Ils ont effectué ces calculs uniquement à partir de la base de données accessible au public qui recueille les rapports d'événements indésirables, le VAERS. En outre, ils ont utilisé des évaluations mécaniquement plausibles des événements indésirables graves les plus courants, constatant par exemple que l'embolie pulmonaire se produit à un taux plus de 400 fois supérieur à celui observé après tout autre type de vaccin depuis le début de l'exploitation de la base de données, il y a quelques décennies."

M. Yeadon a ajouté : "Ces agents génétiques de technologie nouvelle incitent notre organisme à fabriquer des protéines de pointe du coronavirus, et celles-ci sont à elles seules responsables d'une part importante des effets indésirables de l'infection par le virus."

"Qu'ont fait nos gouvernements, nos médias et nos titans technologiques pendant ce temps ?" a-t-il demandé.

"Rubbiner les experts, attaquer les publications, supprimer l'information partout, et bannir les comptes qui persistent à dire la vérité."

Faisant écho aux remarques du découvreur du protocole Zelenko, le Dr Vladimir Ze'ev Zelenko, Yeadon a poursuivi :

"Ayant fait cela pendant plus d'un an, je suis convaincu que leurs actions constituent un meurtre de masse délibéré.
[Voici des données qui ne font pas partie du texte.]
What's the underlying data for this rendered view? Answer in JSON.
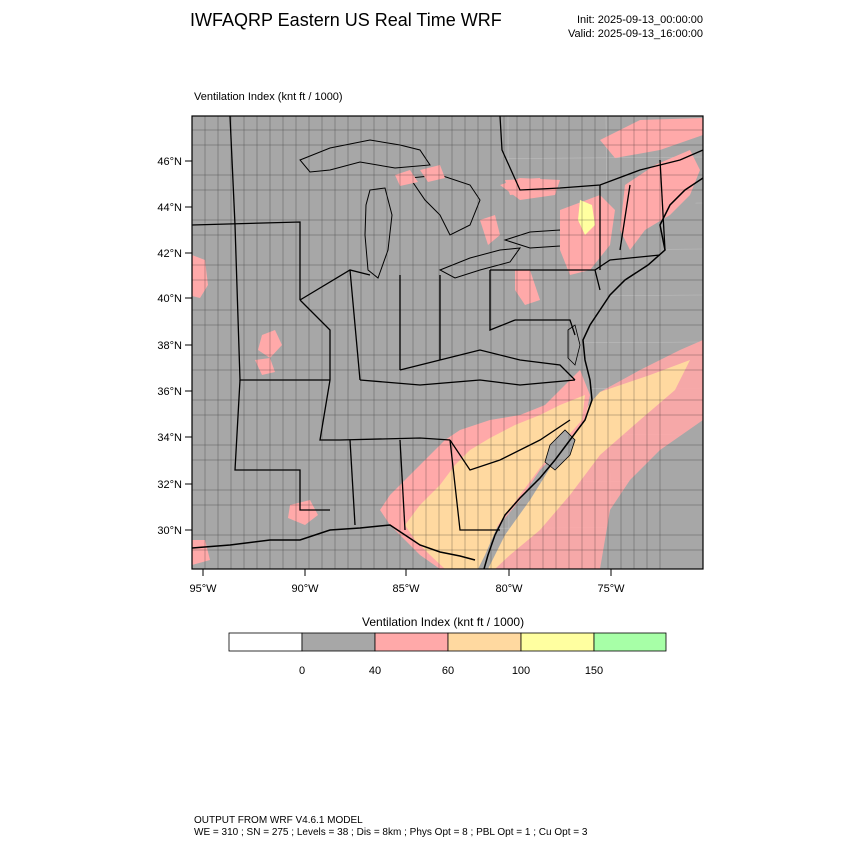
{
  "header": {
    "title": "IWFAQRP Eastern US Real Time WRF",
    "init": "Init: 2025-09-13_00:00:00",
    "valid": "Valid: 2025-09-13_16:00:00"
  },
  "map": {
    "field_title": "Ventilation Index   (knt ft / 1000)",
    "lat_labels": [
      "46°N",
      "44°N",
      "42°N",
      "40°N",
      "38°N",
      "36°N",
      "34°N",
      "32°N",
      "30°N"
    ],
    "lon_labels": [
      "95°W",
      "90°W",
      "85°W",
      "80°W",
      "75°W"
    ],
    "colors": {
      "ocean_land_low": "#a7a7a7",
      "band_40_60": "#ffa9a9",
      "band_60_100": "#ffd9a0",
      "band_100_150": "#ffffa0",
      "band_150_plus": "#a7ffa7",
      "band_below_0": "#ffffff"
    }
  },
  "colorbar": {
    "title": "Ventilation Index   (knt ft / 1000)",
    "tick_labels": [
      "0",
      "40",
      "60",
      "100",
      "150"
    ],
    "colors": [
      "#ffffff",
      "#a7a7a7",
      "#ffa9a9",
      "#ffd9a0",
      "#ffffa0",
      "#a7ffa7"
    ]
  },
  "footer": {
    "line1": "OUTPUT FROM WRF V4.6.1 MODEL",
    "line2": "WE = 310 ; SN = 275 ; Levels = 38 ; Dis = 8km ; Phys Opt = 8 ; PBL Opt = 1 ; Cu Opt = 3"
  }
}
Leur objectif semble être de garder les gens aussi craintifs que possible et réceptifs à la vaccination. Toutes ces affirmations sont étayées par d'abondantes sources publiques.
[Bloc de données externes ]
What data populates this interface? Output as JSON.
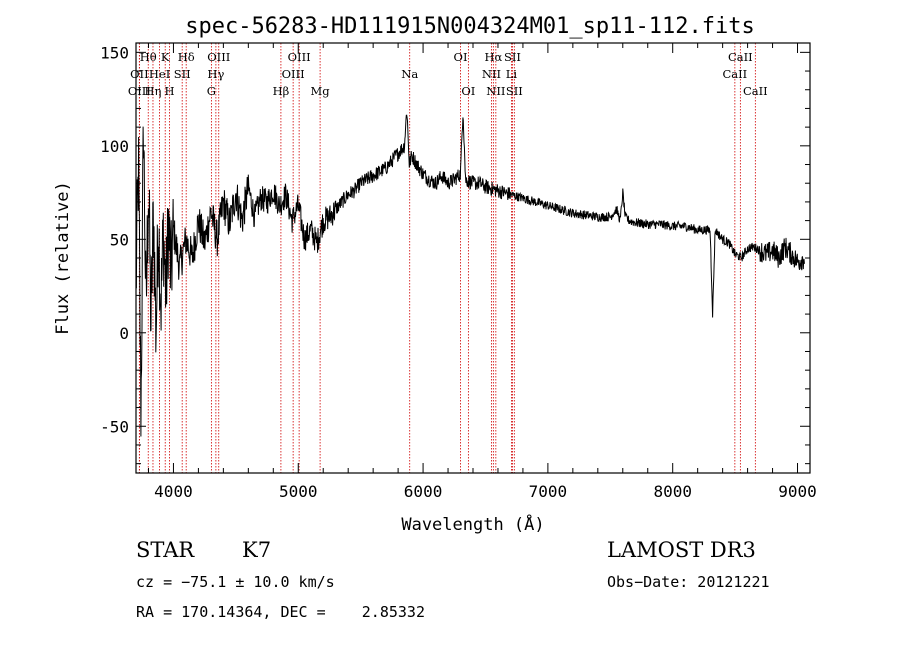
{
  "chart_data": {
    "type": "line",
    "title": "spec-56283-HD111915N004324M01_sp11-112.fits",
    "xlabel": "Wavelength (Å)",
    "ylabel": "Flux (relative)",
    "xlim": [
      3700,
      9100
    ],
    "ylim": [
      -75,
      155
    ],
    "xticks": [
      4000,
      5000,
      6000,
      7000,
      8000,
      9000
    ],
    "yticks": [
      -50,
      0,
      50,
      100,
      150
    ],
    "series": [
      {
        "name": "spectrum",
        "x": [
          3700,
          3720,
          3740,
          3760,
          3780,
          3800,
          3820,
          3840,
          3860,
          3880,
          3900,
          3920,
          3940,
          3960,
          3980,
          4000,
          4050,
          4100,
          4150,
          4200,
          4250,
          4300,
          4350,
          4400,
          4450,
          4500,
          4550,
          4600,
          4650,
          4700,
          4750,
          4800,
          4850,
          4900,
          4950,
          5000,
          5050,
          5100,
          5150,
          5200,
          5250,
          5300,
          5350,
          5400,
          5450,
          5500,
          5550,
          5600,
          5650,
          5700,
          5750,
          5800,
          5850,
          5870,
          5890,
          5910,
          5950,
          6000,
          6050,
          6100,
          6150,
          6200,
          6250,
          6300,
          6320,
          6340,
          6400,
          6450,
          6500,
          6550,
          6600,
          6650,
          6700,
          6750,
          6800,
          6900,
          7000,
          7100,
          7200,
          7300,
          7400,
          7500,
          7550,
          7580,
          7600,
          7620,
          7650,
          7700,
          7800,
          7900,
          8000,
          8100,
          8200,
          8300,
          8320,
          8340,
          8400,
          8450,
          8500,
          8550,
          8600,
          8650,
          8700,
          8750,
          8800,
          8850,
          8900,
          8950,
          9000,
          9050,
          9100
        ],
        "values": [
          25,
          90,
          -45,
          115,
          10,
          80,
          5,
          65,
          0,
          60,
          15,
          55,
          20,
          60,
          30,
          55,
          35,
          50,
          40,
          60,
          48,
          65,
          50,
          70,
          58,
          75,
          60,
          78,
          62,
          72,
          70,
          76,
          68,
          74,
          60,
          68,
          50,
          55,
          48,
          60,
          62,
          66,
          70,
          74,
          76,
          80,
          82,
          84,
          86,
          88,
          92,
          96,
          100,
          120,
          90,
          95,
          90,
          85,
          82,
          80,
          84,
          80,
          82,
          85,
          120,
          82,
          80,
          80,
          78,
          77,
          76,
          75,
          74,
          73,
          72,
          70,
          68,
          66,
          64,
          63,
          62,
          62,
          66,
          60,
          75,
          62,
          60,
          59,
          58,
          58,
          57,
          57,
          55,
          55,
          10,
          55,
          50,
          48,
          42,
          40,
          45,
          46,
          44,
          42,
          44,
          40,
          46,
          42,
          38,
          40,
          36
        ]
      }
    ],
    "spectral_lines": [
      {
        "name": "OII",
        "wavelength": 3727,
        "row": 2
      },
      {
        "name": "Hθ",
        "wavelength": 3798,
        "row": 1
      },
      {
        "name": "Hη",
        "wavelength": 3836,
        "row": 3
      },
      {
        "name": "OIII",
        "wavelength": 3727,
        "row": 3
      },
      {
        "name": "HeI",
        "wavelength": 3889,
        "row": 2
      },
      {
        "name": "K",
        "wavelength": 3934,
        "row": 1
      },
      {
        "name": "H",
        "wavelength": 3969,
        "row": 3
      },
      {
        "name": "SII",
        "wavelength": 4070,
        "row": 2
      },
      {
        "name": "Hδ",
        "wavelength": 4102,
        "row": 1
      },
      {
        "name": "G",
        "wavelength": 4304,
        "row": 3
      },
      {
        "name": "Hγ",
        "wavelength": 4340,
        "row": 2
      },
      {
        "name": "OIII",
        "wavelength": 4363,
        "row": 1
      },
      {
        "name": "Hβ",
        "wavelength": 4861,
        "row": 3
      },
      {
        "name": "OIII",
        "wavelength": 4959,
        "row": 2
      },
      {
        "name": "OIII",
        "wavelength": 5007,
        "row": 1
      },
      {
        "name": "Mg",
        "wavelength": 5175,
        "row": 3
      },
      {
        "name": "Na",
        "wavelength": 5893,
        "row": 2
      },
      {
        "name": "OI",
        "wavelength": 6300,
        "row": 1
      },
      {
        "name": "OI",
        "wavelength": 6363,
        "row": 3
      },
      {
        "name": "NII",
        "wavelength": 6548,
        "row": 2
      },
      {
        "name": "Hα",
        "wavelength": 6563,
        "row": 1
      },
      {
        "name": "NII",
        "wavelength": 6583,
        "row": 3
      },
      {
        "name": "Li",
        "wavelength": 6708,
        "row": 2
      },
      {
        "name": "SII",
        "wavelength": 6716,
        "row": 1
      },
      {
        "name": "SII",
        "wavelength": 6731,
        "row": 3
      },
      {
        "name": "CaII",
        "wavelength": 8498,
        "row": 2
      },
      {
        "name": "CaII",
        "wavelength": 8542,
        "row": 1
      },
      {
        "name": "CaII",
        "wavelength": 8662,
        "row": 3
      }
    ]
  },
  "info": {
    "class": "STAR",
    "subclass": "K7",
    "survey": "LAMOST DR3",
    "cz": "cz = −75.1 ± 10.0 km/s",
    "obs_date": "Obs−Date: 20121221",
    "radec": "RA = 170.14364, DEC =    2.85332"
  }
}
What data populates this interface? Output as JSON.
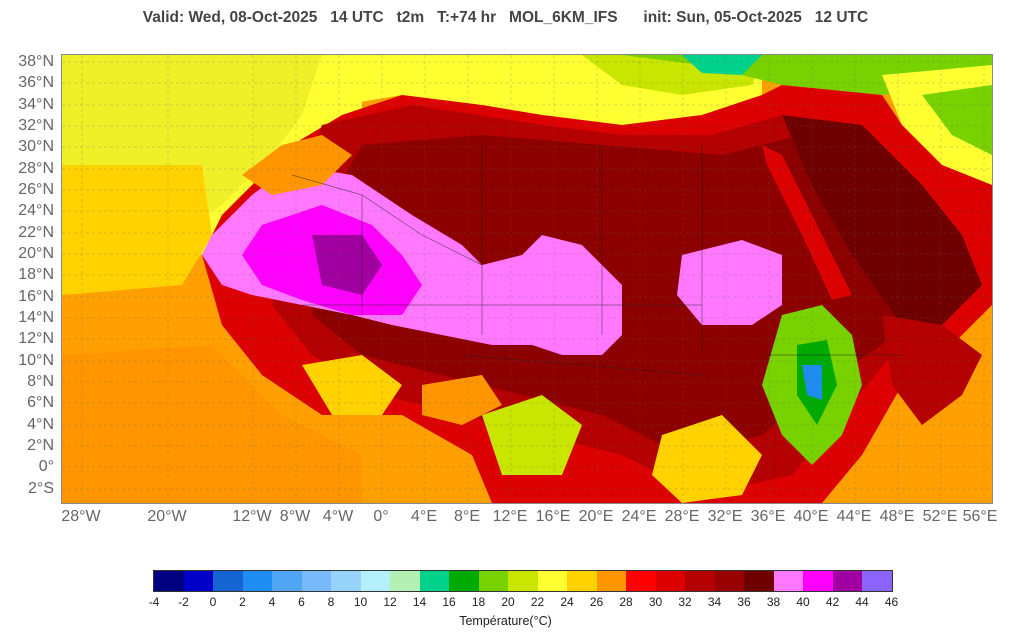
{
  "title": "Valid: Wed, 08-Oct-2025   14 UTC   t2m   T:+74 hr   MOL_6KM_IFS      init: Sun, 05-Oct-2025   12 UTC",
  "lat_labels": [
    "38°N",
    "36°N",
    "34°N",
    "32°N",
    "30°N",
    "28°N",
    "26°N",
    "24°N",
    "22°N",
    "20°N",
    "18°N",
    "16°N",
    "14°N",
    "12°N",
    "10°N",
    "8°N",
    "6°N",
    "4°N",
    "2°N",
    "0°",
    "2°S"
  ],
  "lon_labels": [
    "28°W",
    "20°W",
    "12°W",
    "8°W",
    "4°W",
    "0°",
    "4°E",
    "8°E",
    "12°E",
    "16°E",
    "20°E",
    "24°E",
    "28°E",
    "32°E",
    "36°E",
    "40°E",
    "44°E",
    "48°E",
    "52°E",
    "56°E"
  ],
  "colorbar": {
    "title": "Température(°C)",
    "ticks": [
      "-4",
      "-2",
      "0",
      "2",
      "4",
      "6",
      "8",
      "10",
      "12",
      "14",
      "16",
      "18",
      "20",
      "22",
      "24",
      "26",
      "28",
      "30",
      "32",
      "34",
      "36",
      "38",
      "40",
      "42",
      "44",
      "46"
    ],
    "colors": [
      "#000080",
      "#0000c8",
      "#1464d2",
      "#1e8cf0",
      "#50a5f5",
      "#78b9fa",
      "#96d2fa",
      "#b4f0fa",
      "#b4f0b4",
      "#00d28c",
      "#00aa00",
      "#78d200",
      "#c8e600",
      "#ffff32",
      "#ffd200",
      "#ff9600",
      "#ff0000",
      "#dc0000",
      "#b40000",
      "#960000",
      "#6e0000",
      "#ff78ff",
      "#ff00ff",
      "#a000a0",
      "#8c64ff"
    ]
  },
  "map_colors": {
    "ocean_warm": "#ffc800",
    "ocean_cool": "#ff9600",
    "land_hot": "#dc0000",
    "land_very_hot": "#8c0000",
    "desert_extreme": "#ff78ff",
    "desert_max": "#a000a0",
    "mediterranean": "#ffff32",
    "highland": "#78d200"
  }
}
"Mais le scandale consistant à priver les gens de traitements efficaces tout en les contraignant à se soumettre à une vaccination dangereuse est la pire chose qui soit arrivée dans le monde depuis des décennies, voire depuis toujours."

Le Dr Yeadon a conclu en exhortant les gens à "voir la véritable ampleur du mensonge avant d'injecter leurs enfants."